И, приезжая на море, равнодушно глядят на праздничное пространство с замершим на горизонте белым кораблем, не узнавая в этом своей канувшей в вечность тайны.
Недалеко от меня, справа, ходит дед с лицом старого беркута: маленькие блестящие глазки, глубоко спрятанные среди морщин, впавший рот, и нос, как старый стёршийся клюв. Старик весь изломан – ноги внутрь и кости отовсюду выпирают, ходит вокруг дочки, толстой упитанной бабы в мелких кудельках, с красными краями век, и внучки, такой же кругленькой с уже намечающимся двойным подбородком, этакой «пампушечки», которая искоса бросает на мужчин взгляды. Замуж ей хочется. Народит детей, перенесёт измены мужа, считая, что так должно быть, или, наоборот, станет ведьмой, и превратит мужа в такого, как дед.
Полоса прибоя-то сплошная, да накрывает кого раньше, кого позже. Живем весело и легко, студенты, почти все капитаны по детскому моему счету, и среди них шутник и гитарист, фехтовальщик Митя Курков – спортивная фигура, небрежный ум, схватывающий на лету. Всё это позволяет судить об ожидающей его незаурядной жизни.

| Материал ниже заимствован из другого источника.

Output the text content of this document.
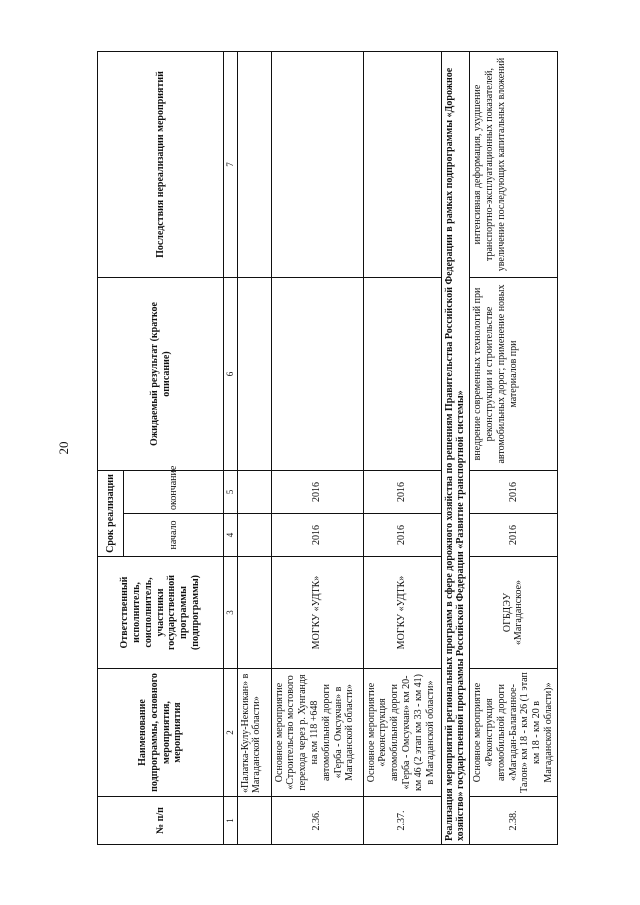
20
№ п/п	Наименование подпрограммы, основного мероприятия, мероприятия	Ответственный исполнитель, соисполнитель, участники государственной программы (подпрограммы)	Срок реализации		Ожидаемый результат (краткое описание)	Последствия нереализации мероприятий
			начало	окончание		
1	2	3	4	5	6	7
	«Палатка-Кулу-Нексикан» в Магаданской области»					
2.36.	Основное мероприятие «Строительство мостового перехода через р. Хунгандя на км 118 +648 автомобильной дороги «Герба - Омсукчан» в Магаданской области»	МОГКУ «УДТК»	2016	2016		
2.37.	Основное мероприятие «Реконструкция автомобильной дороги «Герба - Омсукчан» км 20-км 46 (2 этап км 33 - км 41) в Магаданской области»	МОГКУ «УДТК»	2016	2016		
Реализация мероприятий региональных программ в сфере дорожного хозяйства по решениям Правительства Российской Федерации в рамках подпрограммы «Дорожное хозяйство» государственной программы Российской Федерации «Развитие транспортной системы»						
2.38.	Основное мероприятие «Реконструкция автомобильной дороги «Магадан-Балаганное-Талон» км 18 - км 26 (1 этап км 18 - км 20 в Магаданской области)»	ОГБДЭУ «Магаданское»	2016	2016	внедрение современных технологий при реконструкции и строительстве автомобильных дорог; применение новых материалов при	интенсивная деформация, ухудшение транспортно-эксплуатационных показателей, увеличение последующих капитальных вложений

Через четыре года после окончания университета, проездом, навещаю его в Свердловске, куда он был направлен на работу, что же это: растолстел, обрюзг, облысел, чистый приказчик, не хватает лишь золотой цепочки на брюхе, обзавелся семьей, недвижимым имуществом, выкинул за борт гитару и рапиру. Но главное, куда делся ум, тонкий, небрежный? Только и слышишь: выпьем, что ли, закусим, что ли? И не то, чтобы сильно пил. Ест много. Обнаружил страсть к еде. Где же накрыло? Прибой на вид тихий – день ко дню, поработал, попил, поел, к вещам ласково прирастал, как алкоголик в одиночку к бутылке. А оно, время, оказывается, крутило его и волокло во всю. Обтесало прибоем, вышвырнуло, и, глядь, сам себя не узнаешь.
А может именно в этом суть – врастать в недвижимое? Пока без корней – несет поверх дней. И выходит – все прекрасные качества – ростки перекати-поля.

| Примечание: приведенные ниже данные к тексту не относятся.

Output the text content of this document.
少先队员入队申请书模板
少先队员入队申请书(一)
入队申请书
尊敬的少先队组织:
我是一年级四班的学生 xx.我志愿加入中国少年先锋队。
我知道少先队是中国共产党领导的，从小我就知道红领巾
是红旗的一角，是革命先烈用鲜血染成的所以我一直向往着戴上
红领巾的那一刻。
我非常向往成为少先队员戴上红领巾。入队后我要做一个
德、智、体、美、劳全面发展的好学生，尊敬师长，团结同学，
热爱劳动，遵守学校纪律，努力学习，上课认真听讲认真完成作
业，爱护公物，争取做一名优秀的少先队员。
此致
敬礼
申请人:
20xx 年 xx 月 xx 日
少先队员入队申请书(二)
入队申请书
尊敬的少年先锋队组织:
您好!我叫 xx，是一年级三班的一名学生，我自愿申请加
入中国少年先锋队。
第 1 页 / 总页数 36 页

Но Солдатенков, скучный, тоскливый – за большое счастье почитал посидеть с краю в нашей компании – на докторскую тянет. Женился. Представляю тягучую тоску его дома, где в него скучные дети, и несчастная жена, если она не в него.
Думаете – не сложно – прятать зависть под маской жалости?

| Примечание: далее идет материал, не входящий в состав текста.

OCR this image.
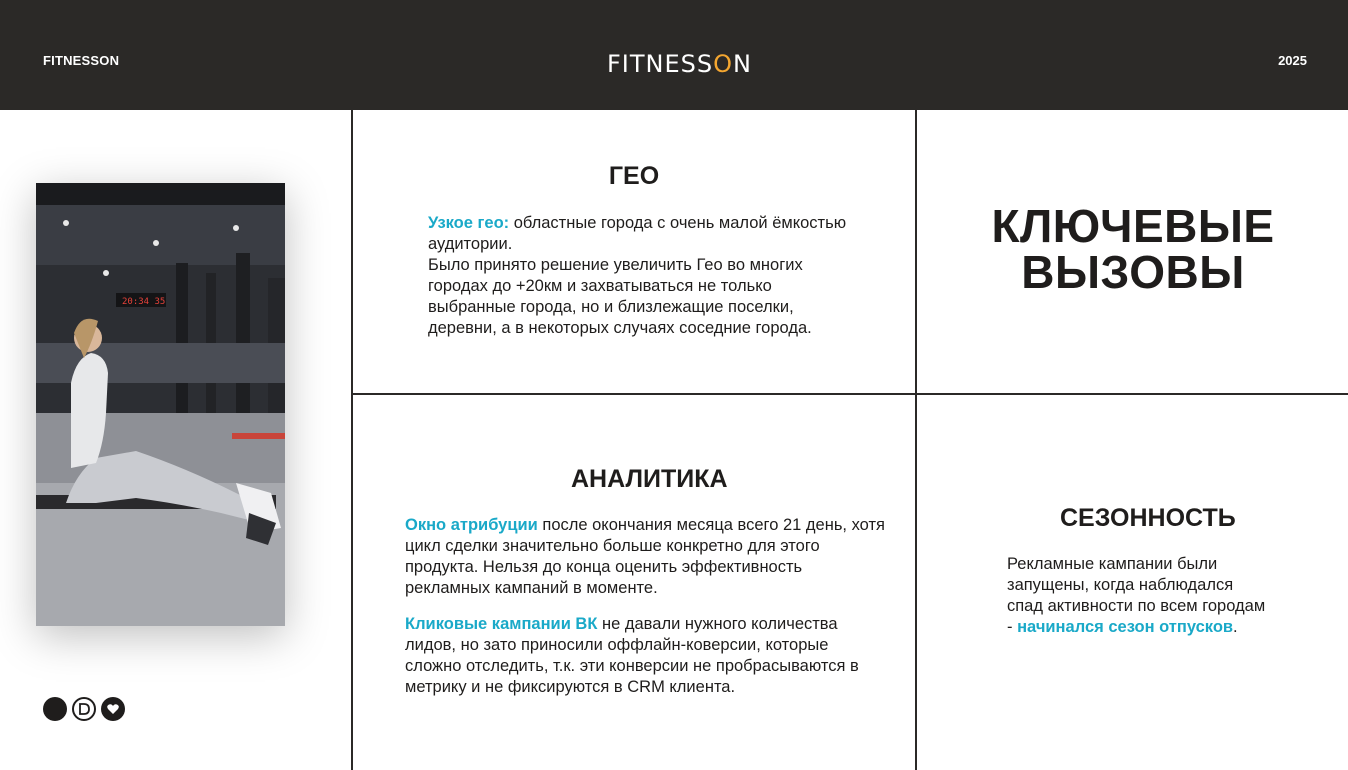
FITNESSON	FITNESSON	2025
20:34 35
ГЕО

Узкое гео: областные города с очень малой ёмкостью аудитории.
Было принято решение увеличить Гео во многих городах до +20км и захватываться не только выбранные города, но и близлежащие поселки, деревни, а в некоторых случаях соседние города.

КЛЮЧЕВЫЕ
ВЫЗОВЫ
АНАЛИТИКА

Окно атрибуции после окончания месяца всего 21 день, хотя цикл сделки значительно больше конкретно для этого продукта. Нельзя до конца оценить эффективность рекламных кампаний в моменте.

Кликовые кампании ВК не давали нужного количества лидов, но зато приносили оффлайн-коверсии, которые сложно отследить, т.к. эти конверсии не пробрасываются в метрику и не фиксируются в CRM клиента.

СЕЗОННОСТЬ

Рекламные кампании были запущены, когда наблюдался спад активности по всем городам - начинался сезон отпусков.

Швыряйте камешки в море, следите, сколько раз они подпрыгнут на воде.
Это бесполезно-веселое занятие возвращает к самым бесшабашным дням, когда напропалую, бездумно и легко, плывешь на утлых суденышках сквозь студенческие годы.
Кажется, лишь полчаса назад отчалил от родного города.
Вместе с уменьшающейся на глазах пестрой толпой на перроне, среди которой фигурка мамы, серым зданием провинциального вокзала, увитым диким виноградом, – уменьшается, сужается полоска прошлого. И берег его и земля со всем памятным, что произошло на них, с улицами, деревьями, постройками, домом с пылающей щелью на чердаке, обретает, как бы сворачиваясь, более мелкий, трогательно сжавшийся, виновато оскудевший вид. Через десяток-полтора лет всё это внезапно всплывет – в донный час, когда, изо всех сил сопротивляясь этому, судишь сам себя, как палач. Всплывет драгоценными обломками кораблекрушения. И тогда бинокль, хранимый двадцать лет, становится талисманом, ощутимой памятью детства и отрочества, мимо которых торопился, почти бежал.